Here is the code that I use for reading the whole file; (image content is not important for me)

using (StreamReader sr = new StreamReader(@"F:\1.pdf"))
        {
            using (StreamWriter sw = new StreamWriter(@"F:\test.txt"))
            {
                while (!sr.EndOfStream)
                {
                    string line = sr.ReadLine();                       
                    sw.WriteLine(line);
                    sw.Flush(); 
                }

            }
        }

Reading text from PDF file in c#

Answers

PDF can't be read directly using .NET. You should first convert PDF to text (or XML, or HTML).

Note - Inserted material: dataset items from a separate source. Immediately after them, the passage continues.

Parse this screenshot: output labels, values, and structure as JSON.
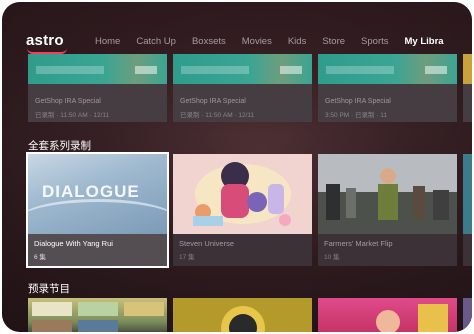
{
  "app": {
    "logo_text": "astro"
  },
  "nav": {
    "items": [
      {
        "label": "Home",
        "active": false
      },
      {
        "label": "Catch Up",
        "active": false
      },
      {
        "label": "Boxsets",
        "active": false
      },
      {
        "label": "Movies",
        "active": false
      },
      {
        "label": "Kids",
        "active": false
      },
      {
        "label": "Store",
        "active": false
      },
      {
        "label": "Sports",
        "active": false
      },
      {
        "label": "My Libra",
        "active": true
      }
    ]
  },
  "row1": {
    "cards": [
      {
        "title": "GetShop IRA Special",
        "subtitle": "已录制 · 11:50 AM · 12/11"
      },
      {
        "title": "GetShop IRA Special",
        "subtitle": "已录制 · 11:50 AM · 12/11"
      },
      {
        "title": "GetShop IRA Special",
        "subtitle": "3:50 PM · 已录制 · 11"
      }
    ]
  },
  "section_series": {
    "title": "全套系列录制"
  },
  "row2": {
    "cards": [
      {
        "title": "Dialogue With Yang Rui",
        "subtitle": "6 集",
        "thumb_text": "DIALOGUE",
        "focused": true
      },
      {
        "title": "Steven Universe",
        "subtitle": "17 集",
        "focused": false
      },
      {
        "title": "Farmers' Market Flip",
        "subtitle": "10 集",
        "focused": false
      }
    ]
  },
  "section_recordings": {
    "title": "预录节目"
  },
  "colors": {
    "accent": "#ff3b5c",
    "teal": "#2f9c8c"
  }
}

there are lot of PDF libraries capable of converting PDF to text like iTextSharp (most popular and open-source) and lot of other tools

To control the size of the output text files you should

  • get number of pages from PDF
  • run pdf to text conversion page by page meanwhile checking the output text file size
  • once file size is over 15 MB just stop the conversion and move to another file

You have to use PDF library to do this.There are a lot of free and paid PDF libraries out there which can be used to do your task. Recently I have used EO.pdf library to read pdf page and extract page content. The best part is that it has NuGet package and also continuously developed. The cons is you have to pay for commercial use.